SINGAPORE - Scientists at Nanyang Technological University (NTU) have come up with a new device which they say can improve recovery in stroke patients.

The gadget, named Synergistic Physio-Neuro Platform (SynPhNe), consists of computer software connected to a headset with sensors and adjustable cuffs.

It works by detecting a patient's muscle movements and allows stroke patients to monitor their progress on a computer screen. Graphics tell the user which sets of muscles are being contracted or relaxed. They also provide feedback on the emotional state of the user - such as whether he or she is feeling tense.

Dr John Heng, a senior research fellow at NTU's School of Mechanical and Aerospace Engineering, said: "Patients came to us feeling depressed and demoralised because their therapists told them they were not recovering much. But after the device picked up their muscle signals, their faces lit up with hope again."

Dr Heng and his PhD student, Mr Banerji Subhasis, have been working on SynPhNe since 2008. It caters for stroke patients who want to see more improvement when their recovery slows.

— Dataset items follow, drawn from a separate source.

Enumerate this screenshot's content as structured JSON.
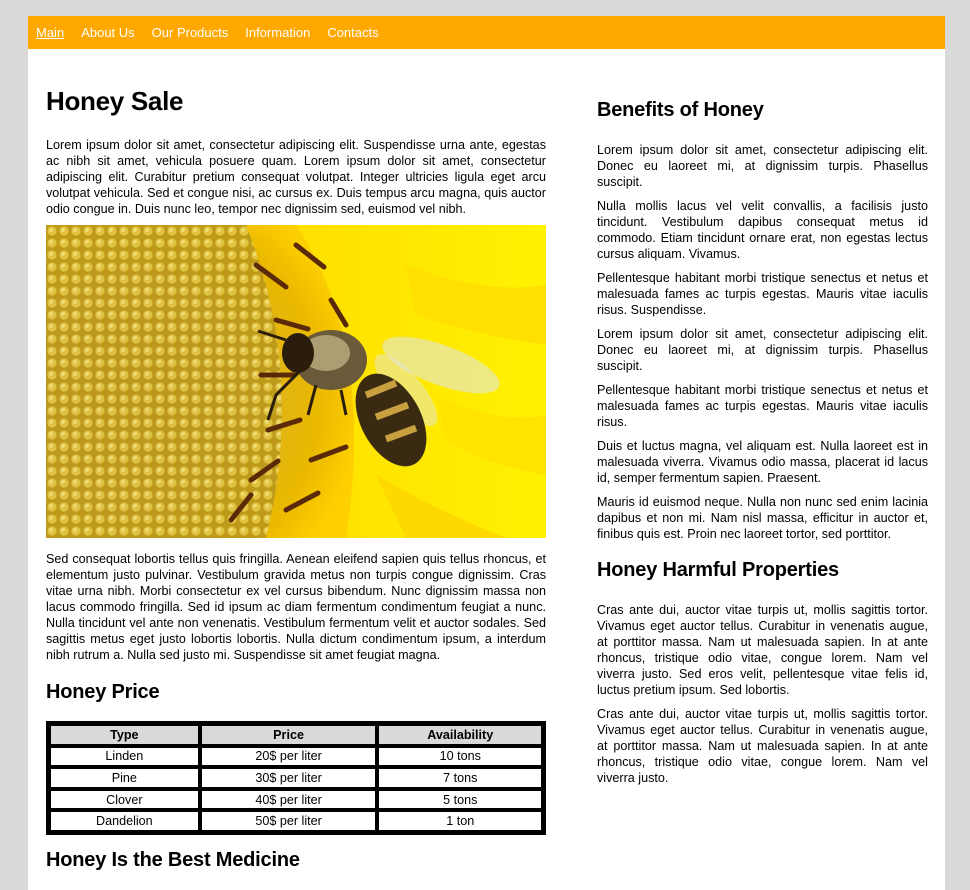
{
  "nav": {
    "items": [
      "Main",
      "About Us",
      "Our Products",
      "Information",
      "Contacts"
    ]
  },
  "left": {
    "title": "Honey Sale",
    "intro": "Lorem ipsum dolor sit amet, consectetur adipiscing elit. Suspendisse urna ante, egestas ac nibh sit amet, vehicula posuere quam. Lorem ipsum dolor sit amet, consectetur adipiscing elit. Curabitur pretium consequat volutpat. Integer ultricies ligula eget arcu volutpat vehicula. Sed et congue nisi, ac cursus ex. Duis tempus arcu magna, quis auctor odio congue in. Duis nunc leo, tempor nec dignissim sed, euismod vel nibh.",
    "image_alt": "bee-on-sunflower",
    "after_image": "Sed consequat lobortis tellus quis fringilla. Aenean eleifend sapien quis tellus rhoncus, et elementum justo pulvinar. Vestibulum gravida metus non turpis congue dignissim. Cras vitae urna nibh. Morbi consectetur ex vel cursus bibendum. Nunc dignissim massa non lacus commodo fringilla. Sed id ipsum ac diam fermentum condimentum feugiat a nunc. Nulla tincidunt vel ante non venenatis. Vestibulum fermentum velit et auctor sodales. Sed sagittis metus eget justo lobortis lobortis. Nulla dictum condimentum ipsum, a interdum nibh rutrum a. Nulla sed justo mi. Suspendisse sit amet feugiat magna.",
    "price_heading": "Honey Price",
    "table": {
      "headers": [
        "Type",
        "Price",
        "Availability"
      ],
      "rows": [
        [
          "Linden",
          "20$ per liter",
          "10 tons"
        ],
        [
          "Pine",
          "30$ per liter",
          "7 tons"
        ],
        [
          "Clover",
          "40$ per liter",
          "5 tons"
        ],
        [
          "Dandelion",
          "50$ per liter",
          "1 ton"
        ]
      ]
    },
    "medicine_heading": "Honey Is the Best Medicine"
  },
  "right": {
    "benefits_heading": "Benefits of Honey",
    "benefits": [
      "Lorem ipsum dolor sit amet, consectetur adipiscing elit. Donec eu laoreet mi, at dignissim turpis. Phasellus suscipit.",
      "Nulla mollis lacus vel velit convallis, a facilisis justo tincidunt. Vestibulum dapibus consequat metus id commodo. Etiam tincidunt ornare erat, non egestas lectus cursus aliquam. Vivamus.",
      "Pellentesque habitant morbi tristique senectus et netus et malesuada fames ac turpis egestas. Mauris vitae iaculis risus. Suspendisse.",
      "Lorem ipsum dolor sit amet, consectetur adipiscing elit. Donec eu laoreet mi, at dignissim turpis. Phasellus suscipit.",
      "Pellentesque habitant morbi tristique senectus et netus et malesuada fames ac turpis egestas. Mauris vitae iaculis risus.",
      "Duis et luctus magna, vel aliquam est. Nulla laoreet est in malesuada viverra. Vivamus odio massa, placerat id lacus id, semper fermentum sapien. Praesent.",
      "Mauris id euismod neque. Nulla non nunc sed enim lacinia dapibus et non mi. Nam nisl massa, efficitur in auctor et, finibus quis est. Proin nec laoreet tortor, sed porttitor."
    ],
    "harmful_heading": "Honey Harmful Properties",
    "harmful": [
      "Cras ante dui, auctor vitae turpis ut, mollis sagittis tortor. Vivamus eget auctor tellus. Curabitur in venenatis augue, at porttitor massa. Nam ut malesuada sapien. In at ante rhoncus, tristique odio vitae, congue lorem. Nam vel viverra justo. Sed eros velit, pellentesque vitae felis id, luctus pretium ipsum. Sed lobortis.",
      "Cras ante dui, auctor vitae turpis ut, mollis sagittis tortor. Vivamus eget auctor tellus. Curabitur in venenatis augue, at porttitor massa. Nam ut malesuada sapien. In at ante rhoncus, tristique odio vitae, congue lorem. Nam vel viverra justo."
    ]
  },
  "colors": {
    "nav_bg": "#ffa800",
    "page_bg": "#d9d9d9",
    "table_header_bg": "#d9d9d9"
  }
}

They carried out the first set of trials on 10 stroke patients in October last year at Tan Tock Seng Hospital. The gadget was shown to be effective in improving their recovery.

Retiree Ang Kok Tong, 69, a trial participant, suffered a stroke in May 2011, causing movement in his right arm to become impaired. He said: "I am now able to pick up a pen, and use my right arm to grip a water bottle. Before that, I could not move my right arm beyond a limited range."

The research team said SynPhNe also frees up therapists so they can keep tabs on more than one stroke patient at a time. "Previously, the therapist would spend time with the patient one-on-one, observing his or her movements. Now, the software does this for them leaving the therapist free to monitor other patients," said Dr Heng.

The device is currently undergoing patient trials in hospitals, and is expected to be commercially available within three years.

A Ministry of Health report last year said there are about 5,700 stroke cases a year in Singapore, involving patients as young as 15.